TRPV4 signalling mediates IVD cell expression of pro-inflammatory cytokines. Gene expression for the pro-inflammatory cytokines ( a) interleukin-1β and (b) interleukin-6 were increased after 24 h under hypo-osmotic conditions (334 mOsm/kgH₂O). TRPV4 inhibition using the TRPV4 antagonist (GSK205) decreased the pro- inflammatory gene expression indicating that TRPV4 signalling was an important regulator of pro-inflammatory gene expression in the IVD. Bar = p < 0.05 and ǂ = p < 0.1.

Fig. 6

TRPV4 expression in human IVD tissue. Immunohistochemistry for TRPV4 in nucleus pulposus and annulus fibrosus regions of (a) a healthy IVD from a 44 year old male and (b) a degenerated IVD from a 93 year old male; scale bars = 50μm . The images in the top row were taken at low magnification and the bottom row was taken at high magnification under polarised light. Picrosirius red and alcian blue staining of the same (c) healthy 44 year old male IVD and (d) degenerated 93 year old male demonstrating reduced alcian blue staining intensity, indicative of proteoglycan loss, in the degenerated IVD; scale bars = 5 mm. Whole IVD images are modified from (Walter et al., 2014). Results suggest that the changes in TRPV4 expression seen in organ culture and osmolarity experiments are likely to be relevant to the changes that occur in human IVD degeneration.

Fig. 7

Proposed hypothetical mechanism for inflammation-induced aggrecan degradation leading to TRPV4-mediated pro-inflammatory cytokine production.

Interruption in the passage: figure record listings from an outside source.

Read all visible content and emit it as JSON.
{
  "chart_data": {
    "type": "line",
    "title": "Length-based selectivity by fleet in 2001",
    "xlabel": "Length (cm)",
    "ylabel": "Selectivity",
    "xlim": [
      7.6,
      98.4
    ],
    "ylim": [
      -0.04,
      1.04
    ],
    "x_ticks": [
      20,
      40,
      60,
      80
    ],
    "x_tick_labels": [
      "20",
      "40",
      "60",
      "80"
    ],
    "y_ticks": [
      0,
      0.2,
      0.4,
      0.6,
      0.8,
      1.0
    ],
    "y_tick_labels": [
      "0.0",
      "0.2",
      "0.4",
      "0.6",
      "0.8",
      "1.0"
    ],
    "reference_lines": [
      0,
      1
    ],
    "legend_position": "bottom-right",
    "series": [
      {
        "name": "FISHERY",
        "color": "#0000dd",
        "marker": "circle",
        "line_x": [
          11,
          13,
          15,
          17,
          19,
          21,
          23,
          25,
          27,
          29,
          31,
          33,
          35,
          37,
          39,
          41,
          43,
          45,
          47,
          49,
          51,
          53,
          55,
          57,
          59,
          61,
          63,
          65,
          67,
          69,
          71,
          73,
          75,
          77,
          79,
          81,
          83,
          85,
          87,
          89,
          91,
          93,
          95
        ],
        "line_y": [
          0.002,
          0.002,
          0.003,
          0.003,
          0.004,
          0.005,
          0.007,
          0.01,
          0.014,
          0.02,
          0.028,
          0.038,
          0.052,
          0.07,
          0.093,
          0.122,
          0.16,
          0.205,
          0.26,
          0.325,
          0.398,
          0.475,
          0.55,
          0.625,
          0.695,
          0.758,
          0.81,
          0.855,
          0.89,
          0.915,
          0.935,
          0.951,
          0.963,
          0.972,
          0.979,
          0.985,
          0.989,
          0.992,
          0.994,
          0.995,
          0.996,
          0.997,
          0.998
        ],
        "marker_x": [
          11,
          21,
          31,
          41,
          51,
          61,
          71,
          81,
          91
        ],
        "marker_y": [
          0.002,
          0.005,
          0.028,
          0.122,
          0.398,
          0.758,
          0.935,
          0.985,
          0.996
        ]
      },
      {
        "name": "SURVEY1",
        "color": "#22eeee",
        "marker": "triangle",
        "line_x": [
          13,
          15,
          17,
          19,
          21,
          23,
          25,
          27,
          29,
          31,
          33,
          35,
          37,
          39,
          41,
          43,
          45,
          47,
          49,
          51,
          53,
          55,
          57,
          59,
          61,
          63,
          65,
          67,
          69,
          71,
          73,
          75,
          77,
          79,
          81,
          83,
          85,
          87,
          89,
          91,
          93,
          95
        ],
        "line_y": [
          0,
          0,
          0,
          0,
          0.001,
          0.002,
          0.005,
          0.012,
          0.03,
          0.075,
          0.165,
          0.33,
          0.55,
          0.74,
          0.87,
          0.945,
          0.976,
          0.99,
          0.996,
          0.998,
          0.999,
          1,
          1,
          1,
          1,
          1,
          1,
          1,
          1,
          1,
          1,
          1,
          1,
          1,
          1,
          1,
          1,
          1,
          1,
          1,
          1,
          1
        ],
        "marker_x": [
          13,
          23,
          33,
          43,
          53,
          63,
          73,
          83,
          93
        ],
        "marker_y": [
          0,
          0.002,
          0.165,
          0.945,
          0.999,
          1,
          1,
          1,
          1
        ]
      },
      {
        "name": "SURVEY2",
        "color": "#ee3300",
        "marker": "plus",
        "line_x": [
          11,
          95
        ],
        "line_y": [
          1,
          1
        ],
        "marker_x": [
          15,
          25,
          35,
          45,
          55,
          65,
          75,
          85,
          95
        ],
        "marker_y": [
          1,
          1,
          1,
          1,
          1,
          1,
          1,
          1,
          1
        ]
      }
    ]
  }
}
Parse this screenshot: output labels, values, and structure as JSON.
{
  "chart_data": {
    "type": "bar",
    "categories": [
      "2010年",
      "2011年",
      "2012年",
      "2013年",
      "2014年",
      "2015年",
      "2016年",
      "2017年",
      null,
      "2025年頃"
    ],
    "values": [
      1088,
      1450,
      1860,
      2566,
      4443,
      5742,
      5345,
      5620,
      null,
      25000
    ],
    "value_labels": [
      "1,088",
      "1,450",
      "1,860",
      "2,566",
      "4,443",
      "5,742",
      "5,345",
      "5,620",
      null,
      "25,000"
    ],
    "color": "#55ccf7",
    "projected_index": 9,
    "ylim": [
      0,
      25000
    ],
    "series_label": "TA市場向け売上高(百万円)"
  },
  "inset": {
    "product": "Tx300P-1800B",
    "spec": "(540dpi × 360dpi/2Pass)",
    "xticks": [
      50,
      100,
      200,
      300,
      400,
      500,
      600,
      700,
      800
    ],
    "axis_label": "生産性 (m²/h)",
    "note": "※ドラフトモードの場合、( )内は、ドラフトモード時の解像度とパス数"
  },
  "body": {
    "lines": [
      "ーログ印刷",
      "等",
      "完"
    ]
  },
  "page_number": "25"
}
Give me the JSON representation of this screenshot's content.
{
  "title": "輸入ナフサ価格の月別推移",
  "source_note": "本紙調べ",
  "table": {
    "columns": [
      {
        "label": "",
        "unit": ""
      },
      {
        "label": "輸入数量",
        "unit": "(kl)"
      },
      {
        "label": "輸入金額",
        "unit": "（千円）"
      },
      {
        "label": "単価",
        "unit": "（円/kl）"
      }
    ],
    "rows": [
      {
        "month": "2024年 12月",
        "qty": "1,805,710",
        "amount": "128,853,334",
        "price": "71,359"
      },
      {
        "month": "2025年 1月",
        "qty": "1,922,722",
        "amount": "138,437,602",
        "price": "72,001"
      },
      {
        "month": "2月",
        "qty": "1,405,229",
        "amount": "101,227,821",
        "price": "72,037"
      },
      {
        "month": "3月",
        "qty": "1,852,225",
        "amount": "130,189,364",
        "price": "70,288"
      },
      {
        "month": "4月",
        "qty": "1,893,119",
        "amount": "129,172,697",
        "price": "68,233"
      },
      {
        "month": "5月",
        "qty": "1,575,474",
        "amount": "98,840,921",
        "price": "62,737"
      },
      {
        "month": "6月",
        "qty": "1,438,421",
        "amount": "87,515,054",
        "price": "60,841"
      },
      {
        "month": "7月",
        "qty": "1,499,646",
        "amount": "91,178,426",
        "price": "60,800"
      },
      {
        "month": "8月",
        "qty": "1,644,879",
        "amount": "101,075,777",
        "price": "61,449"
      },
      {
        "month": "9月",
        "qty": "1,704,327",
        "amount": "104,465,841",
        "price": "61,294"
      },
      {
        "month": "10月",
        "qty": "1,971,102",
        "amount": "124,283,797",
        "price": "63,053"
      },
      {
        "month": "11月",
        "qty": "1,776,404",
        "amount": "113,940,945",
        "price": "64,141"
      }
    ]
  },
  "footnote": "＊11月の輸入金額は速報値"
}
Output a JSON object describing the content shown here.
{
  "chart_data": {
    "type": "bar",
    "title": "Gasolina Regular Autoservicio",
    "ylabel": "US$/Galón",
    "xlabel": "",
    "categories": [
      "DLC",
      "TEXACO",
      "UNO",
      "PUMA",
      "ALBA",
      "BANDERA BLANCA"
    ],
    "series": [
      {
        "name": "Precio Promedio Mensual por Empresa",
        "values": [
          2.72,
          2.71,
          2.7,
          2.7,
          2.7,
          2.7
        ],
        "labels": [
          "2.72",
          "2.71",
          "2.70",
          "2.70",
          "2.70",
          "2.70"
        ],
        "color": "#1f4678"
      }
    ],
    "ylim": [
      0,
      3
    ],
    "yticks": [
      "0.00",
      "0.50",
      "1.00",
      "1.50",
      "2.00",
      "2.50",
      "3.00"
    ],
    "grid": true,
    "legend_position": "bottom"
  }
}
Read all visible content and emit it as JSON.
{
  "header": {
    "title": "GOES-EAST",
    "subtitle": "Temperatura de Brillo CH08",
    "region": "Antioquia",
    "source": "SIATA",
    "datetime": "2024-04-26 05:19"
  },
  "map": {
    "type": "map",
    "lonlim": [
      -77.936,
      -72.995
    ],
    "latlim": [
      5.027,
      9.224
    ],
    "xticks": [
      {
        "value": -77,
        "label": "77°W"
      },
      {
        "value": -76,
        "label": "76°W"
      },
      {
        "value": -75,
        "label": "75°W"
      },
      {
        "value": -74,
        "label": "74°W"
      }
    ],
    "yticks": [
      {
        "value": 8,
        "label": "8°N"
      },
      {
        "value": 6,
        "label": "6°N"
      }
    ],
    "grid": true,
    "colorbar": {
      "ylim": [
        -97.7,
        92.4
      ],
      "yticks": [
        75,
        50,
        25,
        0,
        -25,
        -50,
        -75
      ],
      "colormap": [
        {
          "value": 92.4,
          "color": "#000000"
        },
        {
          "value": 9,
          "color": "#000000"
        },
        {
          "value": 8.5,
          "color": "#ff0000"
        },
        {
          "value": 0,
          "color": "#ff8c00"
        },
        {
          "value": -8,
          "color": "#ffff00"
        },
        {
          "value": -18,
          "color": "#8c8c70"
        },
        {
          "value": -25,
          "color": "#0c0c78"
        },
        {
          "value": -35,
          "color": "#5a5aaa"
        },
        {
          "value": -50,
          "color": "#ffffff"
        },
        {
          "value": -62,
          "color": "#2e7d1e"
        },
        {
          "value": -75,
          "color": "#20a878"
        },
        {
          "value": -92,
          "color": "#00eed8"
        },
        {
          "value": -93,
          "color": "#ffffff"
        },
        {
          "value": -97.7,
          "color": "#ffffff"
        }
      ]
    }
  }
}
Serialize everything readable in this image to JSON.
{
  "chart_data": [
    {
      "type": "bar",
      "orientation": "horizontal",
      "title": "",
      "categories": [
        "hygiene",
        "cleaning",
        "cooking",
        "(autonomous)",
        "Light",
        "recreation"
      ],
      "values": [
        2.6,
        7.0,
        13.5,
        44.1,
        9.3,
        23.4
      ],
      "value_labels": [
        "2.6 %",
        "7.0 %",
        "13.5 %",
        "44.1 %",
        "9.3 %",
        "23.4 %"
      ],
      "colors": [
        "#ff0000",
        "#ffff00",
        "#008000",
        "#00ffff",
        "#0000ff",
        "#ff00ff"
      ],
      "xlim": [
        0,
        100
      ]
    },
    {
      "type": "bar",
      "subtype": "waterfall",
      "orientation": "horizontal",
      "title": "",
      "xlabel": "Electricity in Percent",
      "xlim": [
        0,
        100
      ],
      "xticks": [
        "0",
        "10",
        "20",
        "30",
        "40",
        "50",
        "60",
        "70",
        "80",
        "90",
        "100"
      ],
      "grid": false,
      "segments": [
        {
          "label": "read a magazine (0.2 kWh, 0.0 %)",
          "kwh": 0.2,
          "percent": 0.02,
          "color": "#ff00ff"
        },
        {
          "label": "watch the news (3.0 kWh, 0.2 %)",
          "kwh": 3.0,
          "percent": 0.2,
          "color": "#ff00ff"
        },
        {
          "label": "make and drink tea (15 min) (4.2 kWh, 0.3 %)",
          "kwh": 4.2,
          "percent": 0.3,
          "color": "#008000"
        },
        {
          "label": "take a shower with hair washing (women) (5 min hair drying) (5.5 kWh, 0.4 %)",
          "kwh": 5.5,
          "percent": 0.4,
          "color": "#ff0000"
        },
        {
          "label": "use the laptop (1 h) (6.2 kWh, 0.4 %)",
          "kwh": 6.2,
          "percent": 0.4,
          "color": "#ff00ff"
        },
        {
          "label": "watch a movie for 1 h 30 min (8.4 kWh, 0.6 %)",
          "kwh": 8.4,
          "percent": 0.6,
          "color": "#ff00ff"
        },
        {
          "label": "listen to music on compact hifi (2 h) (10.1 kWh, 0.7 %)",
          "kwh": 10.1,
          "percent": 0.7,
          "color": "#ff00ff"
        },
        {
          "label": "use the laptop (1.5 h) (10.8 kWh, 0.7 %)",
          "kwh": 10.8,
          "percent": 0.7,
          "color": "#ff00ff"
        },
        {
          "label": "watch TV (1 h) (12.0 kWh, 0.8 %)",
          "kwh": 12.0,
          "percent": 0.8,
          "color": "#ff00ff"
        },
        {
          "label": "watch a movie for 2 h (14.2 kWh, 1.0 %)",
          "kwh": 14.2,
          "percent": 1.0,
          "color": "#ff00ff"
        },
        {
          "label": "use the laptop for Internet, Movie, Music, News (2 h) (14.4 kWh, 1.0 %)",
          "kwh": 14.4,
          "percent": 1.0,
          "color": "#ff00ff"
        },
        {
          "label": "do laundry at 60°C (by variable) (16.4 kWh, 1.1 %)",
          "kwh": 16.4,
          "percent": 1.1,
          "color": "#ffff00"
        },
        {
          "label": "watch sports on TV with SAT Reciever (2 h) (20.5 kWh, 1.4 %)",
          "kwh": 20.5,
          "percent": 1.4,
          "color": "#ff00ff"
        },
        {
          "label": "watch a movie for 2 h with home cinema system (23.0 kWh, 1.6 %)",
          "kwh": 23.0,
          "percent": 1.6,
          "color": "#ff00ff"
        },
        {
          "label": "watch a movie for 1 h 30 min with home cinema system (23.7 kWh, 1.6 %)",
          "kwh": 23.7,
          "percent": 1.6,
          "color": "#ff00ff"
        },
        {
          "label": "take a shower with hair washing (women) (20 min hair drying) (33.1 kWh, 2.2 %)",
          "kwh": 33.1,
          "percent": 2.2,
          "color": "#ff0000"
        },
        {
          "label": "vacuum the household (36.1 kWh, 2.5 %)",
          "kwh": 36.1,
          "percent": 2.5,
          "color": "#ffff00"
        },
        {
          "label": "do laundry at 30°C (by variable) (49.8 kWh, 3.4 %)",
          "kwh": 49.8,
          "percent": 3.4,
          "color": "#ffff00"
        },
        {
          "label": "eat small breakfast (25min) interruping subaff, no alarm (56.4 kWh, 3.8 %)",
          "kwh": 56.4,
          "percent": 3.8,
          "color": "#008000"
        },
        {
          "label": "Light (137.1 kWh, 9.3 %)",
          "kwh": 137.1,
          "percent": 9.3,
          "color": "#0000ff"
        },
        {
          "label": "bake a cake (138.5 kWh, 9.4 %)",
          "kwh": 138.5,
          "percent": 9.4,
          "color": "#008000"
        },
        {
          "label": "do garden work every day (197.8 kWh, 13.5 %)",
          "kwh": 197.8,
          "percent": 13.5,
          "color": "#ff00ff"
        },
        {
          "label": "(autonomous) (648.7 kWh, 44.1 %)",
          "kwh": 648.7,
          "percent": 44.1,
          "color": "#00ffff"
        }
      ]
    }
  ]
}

Schematic demonstrating the potential feedback loop where (a) a healthy nucleus pulposus tissue is exposed to pro-inflammatory cytokines that induce ( b) glycosaminoglycan (GAG) degradation and loss which reduces the tissue osmolarity within the NP. (c) Reduced osmolarity stimulates increased TRPV4 expression that (d) mediated expression of additional pro-inflammatory cytokines thereby leading to a potential feedback loop.